Cats love boxes — everyone knows that. So I’m surprised that so far there has only been one serious study on why. And it’s actually a really good bit of research because it benefits shelter cats. I found out about in this story on Bored Panda, but you can check out the actual study here.
The bottom line — and it’s pretty logical, really — is that boxes are stress reducers for cats. Cats, even the social ones, like privacy (or at least the option to be private). I’m sure most people can relate to wanting to get away from everyone else now and then. Why would us cats be any different? Cat behavior experts often recommend a hiding spot for the shyer or non-dominant cats in multi-cat households. And boxes are an easy and inexpensive way to give a cat her own little space.

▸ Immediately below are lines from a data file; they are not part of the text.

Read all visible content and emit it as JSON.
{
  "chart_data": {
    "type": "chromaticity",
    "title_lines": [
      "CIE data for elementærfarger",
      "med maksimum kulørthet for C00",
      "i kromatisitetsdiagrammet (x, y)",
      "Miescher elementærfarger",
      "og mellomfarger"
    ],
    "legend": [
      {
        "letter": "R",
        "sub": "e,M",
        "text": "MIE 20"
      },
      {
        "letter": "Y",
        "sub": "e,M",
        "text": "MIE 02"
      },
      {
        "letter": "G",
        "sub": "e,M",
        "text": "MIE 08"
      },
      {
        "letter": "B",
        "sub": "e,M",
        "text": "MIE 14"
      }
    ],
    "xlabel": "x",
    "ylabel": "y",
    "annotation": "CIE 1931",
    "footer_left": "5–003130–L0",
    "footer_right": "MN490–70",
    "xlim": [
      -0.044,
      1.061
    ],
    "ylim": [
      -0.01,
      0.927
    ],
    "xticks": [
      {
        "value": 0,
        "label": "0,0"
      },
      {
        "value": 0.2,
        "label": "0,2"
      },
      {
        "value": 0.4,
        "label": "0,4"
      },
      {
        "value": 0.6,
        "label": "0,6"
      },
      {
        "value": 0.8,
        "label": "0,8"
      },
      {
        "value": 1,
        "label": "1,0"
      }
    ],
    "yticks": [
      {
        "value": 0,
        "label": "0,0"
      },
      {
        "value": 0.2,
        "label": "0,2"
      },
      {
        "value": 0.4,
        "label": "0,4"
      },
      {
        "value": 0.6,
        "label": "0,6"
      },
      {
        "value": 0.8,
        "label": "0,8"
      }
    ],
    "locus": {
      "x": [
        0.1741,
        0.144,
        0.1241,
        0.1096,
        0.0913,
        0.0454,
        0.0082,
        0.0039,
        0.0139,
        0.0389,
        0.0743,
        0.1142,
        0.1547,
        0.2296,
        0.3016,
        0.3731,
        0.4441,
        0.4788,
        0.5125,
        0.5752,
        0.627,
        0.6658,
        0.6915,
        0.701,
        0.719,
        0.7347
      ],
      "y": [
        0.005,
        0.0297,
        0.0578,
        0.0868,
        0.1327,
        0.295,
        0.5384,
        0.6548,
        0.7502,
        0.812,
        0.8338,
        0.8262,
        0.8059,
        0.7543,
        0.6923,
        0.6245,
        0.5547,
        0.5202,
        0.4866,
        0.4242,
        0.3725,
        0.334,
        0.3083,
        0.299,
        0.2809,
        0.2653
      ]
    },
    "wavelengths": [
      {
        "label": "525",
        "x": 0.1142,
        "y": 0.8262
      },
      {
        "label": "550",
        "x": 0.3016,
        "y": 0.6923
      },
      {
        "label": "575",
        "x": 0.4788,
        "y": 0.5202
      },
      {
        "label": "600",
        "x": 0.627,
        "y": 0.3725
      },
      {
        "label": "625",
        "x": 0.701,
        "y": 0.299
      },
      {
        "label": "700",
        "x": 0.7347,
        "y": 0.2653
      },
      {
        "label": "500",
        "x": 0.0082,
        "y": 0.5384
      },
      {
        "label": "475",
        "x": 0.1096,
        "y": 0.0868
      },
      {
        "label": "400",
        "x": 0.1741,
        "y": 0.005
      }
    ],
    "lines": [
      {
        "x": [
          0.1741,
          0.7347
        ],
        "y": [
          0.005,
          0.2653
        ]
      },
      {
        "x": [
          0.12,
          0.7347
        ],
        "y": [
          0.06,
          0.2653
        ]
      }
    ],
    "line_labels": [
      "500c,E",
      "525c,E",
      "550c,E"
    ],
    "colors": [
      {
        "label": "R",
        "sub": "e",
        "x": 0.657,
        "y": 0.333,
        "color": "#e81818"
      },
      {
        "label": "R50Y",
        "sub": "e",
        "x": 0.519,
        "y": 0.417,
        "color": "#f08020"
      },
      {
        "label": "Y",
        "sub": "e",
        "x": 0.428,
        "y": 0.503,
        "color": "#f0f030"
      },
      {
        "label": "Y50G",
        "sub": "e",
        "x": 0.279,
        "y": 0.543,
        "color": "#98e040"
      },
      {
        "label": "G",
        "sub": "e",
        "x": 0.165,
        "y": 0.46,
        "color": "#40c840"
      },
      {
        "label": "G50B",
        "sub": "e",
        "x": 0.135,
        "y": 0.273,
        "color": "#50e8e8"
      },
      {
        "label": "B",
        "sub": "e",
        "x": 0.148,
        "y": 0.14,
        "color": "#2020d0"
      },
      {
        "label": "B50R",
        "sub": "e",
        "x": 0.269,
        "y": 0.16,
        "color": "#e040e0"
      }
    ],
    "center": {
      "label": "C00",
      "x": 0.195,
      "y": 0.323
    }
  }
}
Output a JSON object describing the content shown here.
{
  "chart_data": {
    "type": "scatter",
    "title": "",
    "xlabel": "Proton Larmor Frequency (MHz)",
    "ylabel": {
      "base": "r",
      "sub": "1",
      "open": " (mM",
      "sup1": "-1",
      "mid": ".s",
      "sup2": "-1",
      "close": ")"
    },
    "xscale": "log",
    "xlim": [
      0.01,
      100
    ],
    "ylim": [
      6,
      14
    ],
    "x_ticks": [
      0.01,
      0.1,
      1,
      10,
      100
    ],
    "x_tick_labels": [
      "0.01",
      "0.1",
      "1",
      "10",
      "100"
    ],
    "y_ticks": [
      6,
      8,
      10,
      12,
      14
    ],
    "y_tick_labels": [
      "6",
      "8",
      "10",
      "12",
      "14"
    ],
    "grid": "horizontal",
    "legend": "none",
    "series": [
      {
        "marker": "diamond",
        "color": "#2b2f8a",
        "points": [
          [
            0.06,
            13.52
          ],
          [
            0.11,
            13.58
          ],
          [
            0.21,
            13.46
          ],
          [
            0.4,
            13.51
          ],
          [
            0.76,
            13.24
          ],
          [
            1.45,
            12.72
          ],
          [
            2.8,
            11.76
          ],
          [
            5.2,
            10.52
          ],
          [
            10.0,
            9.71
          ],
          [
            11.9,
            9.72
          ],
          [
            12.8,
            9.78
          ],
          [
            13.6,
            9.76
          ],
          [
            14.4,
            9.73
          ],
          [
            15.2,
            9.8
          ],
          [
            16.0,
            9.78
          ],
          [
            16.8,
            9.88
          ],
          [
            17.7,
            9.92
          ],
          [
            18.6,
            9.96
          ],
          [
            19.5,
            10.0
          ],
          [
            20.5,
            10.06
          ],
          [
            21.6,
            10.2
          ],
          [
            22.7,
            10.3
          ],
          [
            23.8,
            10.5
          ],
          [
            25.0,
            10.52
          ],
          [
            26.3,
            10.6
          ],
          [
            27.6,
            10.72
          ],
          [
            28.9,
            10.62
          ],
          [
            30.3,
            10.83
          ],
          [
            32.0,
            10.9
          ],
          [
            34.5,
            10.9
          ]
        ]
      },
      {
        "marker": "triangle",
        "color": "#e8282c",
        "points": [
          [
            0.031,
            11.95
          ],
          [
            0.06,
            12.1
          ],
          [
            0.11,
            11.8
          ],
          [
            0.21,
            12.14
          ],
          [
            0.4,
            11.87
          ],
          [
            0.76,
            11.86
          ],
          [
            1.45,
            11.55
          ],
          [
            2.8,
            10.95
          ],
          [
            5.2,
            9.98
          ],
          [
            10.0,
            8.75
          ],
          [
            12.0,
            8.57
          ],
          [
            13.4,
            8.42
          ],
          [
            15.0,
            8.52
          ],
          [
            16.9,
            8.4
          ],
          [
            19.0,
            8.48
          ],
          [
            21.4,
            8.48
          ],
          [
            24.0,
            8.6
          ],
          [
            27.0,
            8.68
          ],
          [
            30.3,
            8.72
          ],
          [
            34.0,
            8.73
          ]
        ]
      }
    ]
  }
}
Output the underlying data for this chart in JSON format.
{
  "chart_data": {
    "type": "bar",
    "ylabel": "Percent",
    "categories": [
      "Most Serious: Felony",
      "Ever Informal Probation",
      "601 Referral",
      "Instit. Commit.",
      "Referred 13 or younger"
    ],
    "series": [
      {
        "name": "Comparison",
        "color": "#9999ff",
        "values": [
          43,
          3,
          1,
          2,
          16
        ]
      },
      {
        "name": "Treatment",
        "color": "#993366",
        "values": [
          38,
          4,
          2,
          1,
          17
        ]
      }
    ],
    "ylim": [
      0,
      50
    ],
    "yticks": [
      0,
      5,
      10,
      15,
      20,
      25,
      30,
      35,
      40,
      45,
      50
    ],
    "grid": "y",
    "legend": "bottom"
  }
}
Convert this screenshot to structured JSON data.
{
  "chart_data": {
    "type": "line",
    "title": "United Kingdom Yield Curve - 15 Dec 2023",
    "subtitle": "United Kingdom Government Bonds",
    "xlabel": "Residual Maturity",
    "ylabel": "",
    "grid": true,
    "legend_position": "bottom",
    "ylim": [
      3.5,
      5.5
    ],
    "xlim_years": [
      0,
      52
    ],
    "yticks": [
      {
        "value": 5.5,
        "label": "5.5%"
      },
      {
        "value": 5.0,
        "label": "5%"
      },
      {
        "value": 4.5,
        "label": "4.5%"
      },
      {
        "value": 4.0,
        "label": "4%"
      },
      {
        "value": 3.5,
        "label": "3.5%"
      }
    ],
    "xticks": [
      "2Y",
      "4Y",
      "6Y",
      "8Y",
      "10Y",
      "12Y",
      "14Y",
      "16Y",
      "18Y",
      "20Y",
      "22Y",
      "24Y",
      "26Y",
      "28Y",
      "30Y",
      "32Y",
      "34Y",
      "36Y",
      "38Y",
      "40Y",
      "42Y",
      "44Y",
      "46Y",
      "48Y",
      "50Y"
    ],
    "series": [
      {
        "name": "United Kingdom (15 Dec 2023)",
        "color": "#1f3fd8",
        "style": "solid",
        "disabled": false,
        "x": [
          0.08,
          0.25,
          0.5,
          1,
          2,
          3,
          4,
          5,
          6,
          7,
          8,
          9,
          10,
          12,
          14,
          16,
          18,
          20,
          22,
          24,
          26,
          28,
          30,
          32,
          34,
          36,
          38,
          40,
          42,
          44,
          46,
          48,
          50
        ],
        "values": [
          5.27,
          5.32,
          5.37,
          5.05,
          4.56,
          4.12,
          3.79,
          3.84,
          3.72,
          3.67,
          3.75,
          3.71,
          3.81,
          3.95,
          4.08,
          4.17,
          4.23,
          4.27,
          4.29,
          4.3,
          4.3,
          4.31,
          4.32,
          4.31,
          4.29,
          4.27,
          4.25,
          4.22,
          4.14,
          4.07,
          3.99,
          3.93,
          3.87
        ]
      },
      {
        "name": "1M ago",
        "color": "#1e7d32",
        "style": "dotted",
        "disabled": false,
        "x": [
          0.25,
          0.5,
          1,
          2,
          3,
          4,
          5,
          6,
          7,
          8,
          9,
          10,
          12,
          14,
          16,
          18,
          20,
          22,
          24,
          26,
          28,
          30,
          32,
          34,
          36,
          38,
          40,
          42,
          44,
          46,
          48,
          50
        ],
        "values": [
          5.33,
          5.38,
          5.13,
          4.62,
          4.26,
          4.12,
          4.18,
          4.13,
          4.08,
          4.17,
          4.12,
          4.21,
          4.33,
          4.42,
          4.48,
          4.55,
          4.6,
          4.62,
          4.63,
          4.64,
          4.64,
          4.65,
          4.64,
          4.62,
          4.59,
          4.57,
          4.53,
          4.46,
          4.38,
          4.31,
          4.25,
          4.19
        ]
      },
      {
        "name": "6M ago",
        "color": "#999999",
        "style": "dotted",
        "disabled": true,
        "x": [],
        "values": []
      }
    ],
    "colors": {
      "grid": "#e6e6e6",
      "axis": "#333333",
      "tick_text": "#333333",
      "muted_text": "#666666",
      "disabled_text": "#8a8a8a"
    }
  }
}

Cats living in shelters often lack privacy, and that can be stressful for them. They have to live in cages, or in open spaces among a revolving group of strangers. It’s totally unnatural, and even though many cats manage to adjust in their own way, it’s not their preferred existence. The study, which focused on a Dutch animal shelter, looked at cats new to shelter life, and measured their stress levels with and without hiding boxes. The cats who had boxes to hide in had significantly less stress. Which is a very good thing, because less stress not only means a better emotional adjustment for the cats — it can also help reduce the spread of disease. Stressed out cats get sicker faster and more often.
Of course cats at home love boxes too, and hiding spots. And the more cats living together, the more important that is. But even in a one or two cat family, hiding spaces are necessary. It’s nothing personal, honest, but sometimes we just want a break from our humans. We do like interaction on our own terms, and having our own private spots guarantee that.
So why don’t I really need boxes? Well, I do have a few private spaces — my tunnels, and the cardboard cat scratcher houses in the living room. But I’m only attracted to boxes when there’s a toy or treats involved. I love stalking cat toys around a box, and one of my favorite games is when my human tosses treats into boxes. I’ll take any excuse to jump! But my human gives me as much private time as I want, Boodie keeps to herself, and I have little desire to hide. So as opposed to using boxes for hiding, I use them for social activities. Which, come to think of it, is a good use for them too.